A more affordable mix of smaller homes means less profit for ConAgra. ConAgra stands to make many millions of dollars on this project. I don’t believe their profit incentive would be lost if a number of one-story locations were added to their plan. To approve the project in its current form is to put ConAgra’s profits above the housing needs of our community.
In most developments, a large number of lots are available for purchase by future homeowners who will hire their own contractors to build their homes. But in The Cannery, ConAgra is selling only completed homes. There is no option for future homeowners to buy one of the smaller lots and build their desired 900- to 2,000-square-foot, single-story homes. Nearly half of the homes are 2,000 square feet and larger. More than 84 percent of the homes are larger than 1,600 square feet.
Smaller, single-story homes in an integrated neighborhood setting are a high priority for our community. To build a development of this size without including the needed small one-story, single-family homes, should not be an option. With the exception of the stacked flats, the current project offers homes already available all over town. We do not need more of what we already have.
The City Council should require ConAgra to make a choice. Either build a certain number of smaller, single-story homes, mixed throughout the neighborhoods, or sell a certain number of these lots to local small builders at below-market rates with the requirement that they build these homes.
The big deal about The Cannery is that it has included universal design throughout.
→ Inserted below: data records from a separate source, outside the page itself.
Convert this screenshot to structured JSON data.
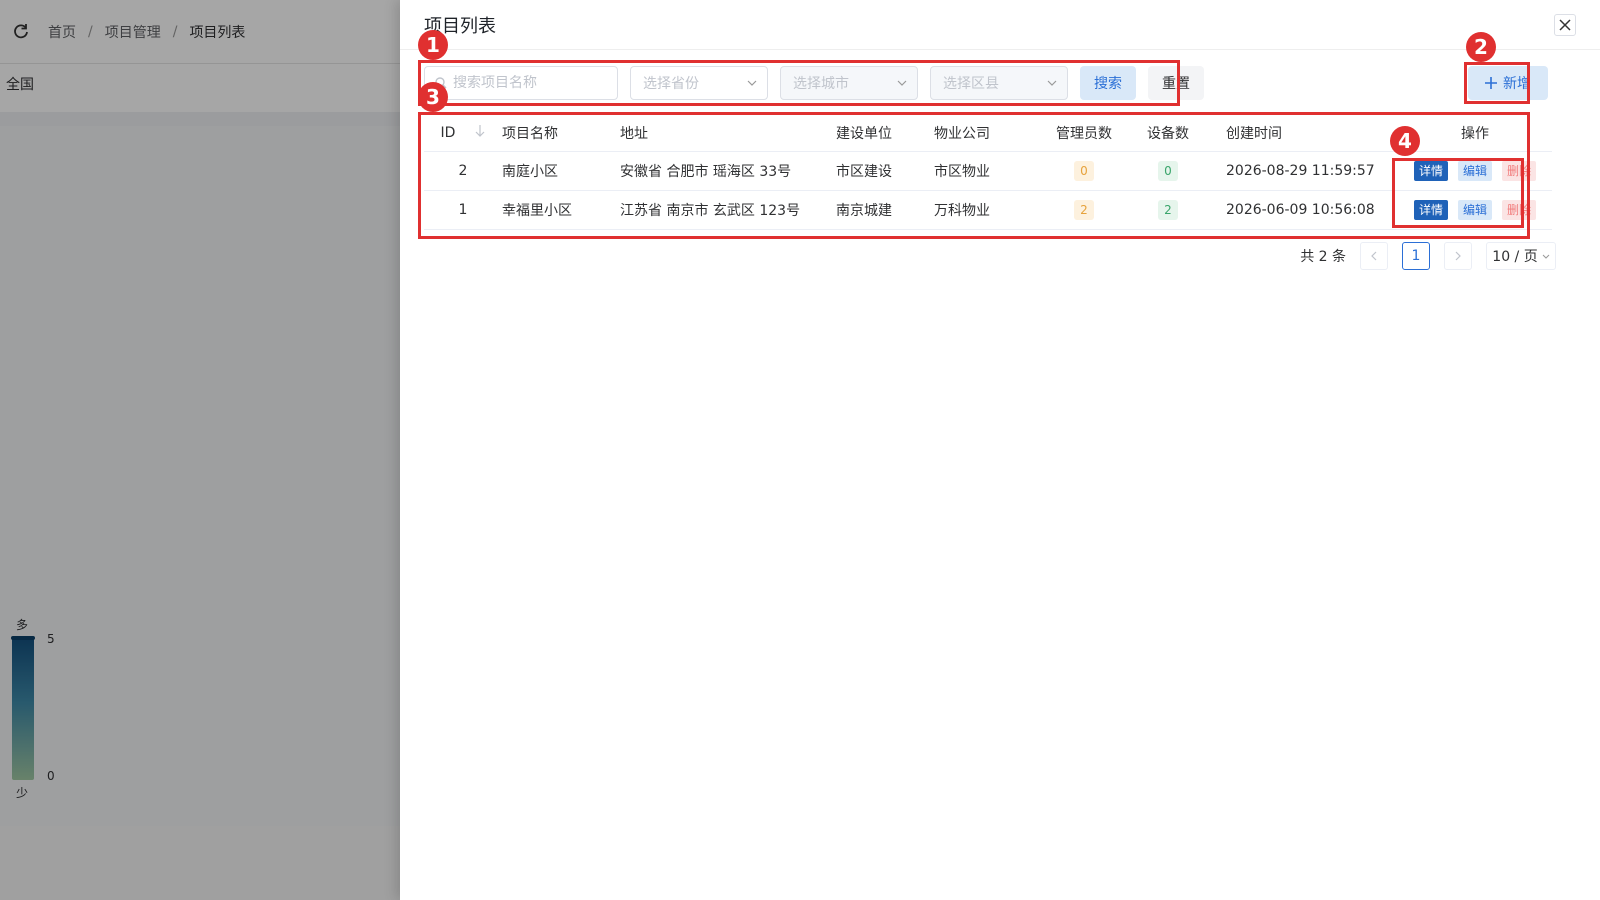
{
  "background": {
    "breadcrumb": [
      "首页",
      "项目管理",
      "项目列表"
    ],
    "region": "全国",
    "legend": {
      "top_label": "多",
      "bottom_label": "少",
      "max": "5",
      "min": "0"
    }
  },
  "drawer": {
    "title": "项目列表",
    "search_placeholder": "搜索项目名称",
    "province_placeholder": "选择省份",
    "city_placeholder": "选择城市",
    "district_placeholder": "选择区县",
    "search_label": "搜索",
    "reset_label": "重置",
    "add_label": "新增"
  },
  "table": {
    "headers": [
      "ID",
      "项目名称",
      "地址",
      "建设单位",
      "物业公司",
      "管理员数",
      "设备数",
      "创建时间",
      "操作"
    ],
    "rows": [
      {
        "id": "2",
        "name": "南庭小区",
        "address": "安徽省 合肥市 瑶海区 33号",
        "builder": "市区建设",
        "property": "市区物业",
        "admins": "0",
        "devices": "0",
        "created": "2026-08-29 11:59:57"
      },
      {
        "id": "1",
        "name": "幸福里小区",
        "address": "江苏省 南京市 玄武区 123号",
        "builder": "南京城建",
        "property": "万科物业",
        "admins": "2",
        "devices": "2",
        "created": "2026-06-09 10:56:08"
      }
    ],
    "ops": {
      "detail": "详情",
      "edit": "编辑",
      "delete": "删除"
    }
  },
  "pagination": {
    "total_text": "共 2 条",
    "current_page": "1",
    "page_size": "10 / 页"
  },
  "annotations": [
    "1",
    "2",
    "3",
    "4"
  ],
  "colors": {
    "accent": "#2b6fd6",
    "annotation": "#e03030",
    "detail_button": "#1f62b8"
  }
}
The irony is that it provides visitability in all its homes, while providing not a single suitable livable home for seniors or those with mobility handicaps.
A recent Enterprise had a lengthy feature on the “graying” of the Davis population. How will The Cannery contribute to meeting the housing needs of our graying population?
Within The Cannery, we must have a unique mix of one-story homes not now available in Davis. We also need a project with lower density. Both issues can be addressed simultaneously by offering what we have been asking for.
The project in its current form should not be approved. To do so would ignore the expressed needs of our community and acquiesce to the desires of the developers for the most profitable use of their land.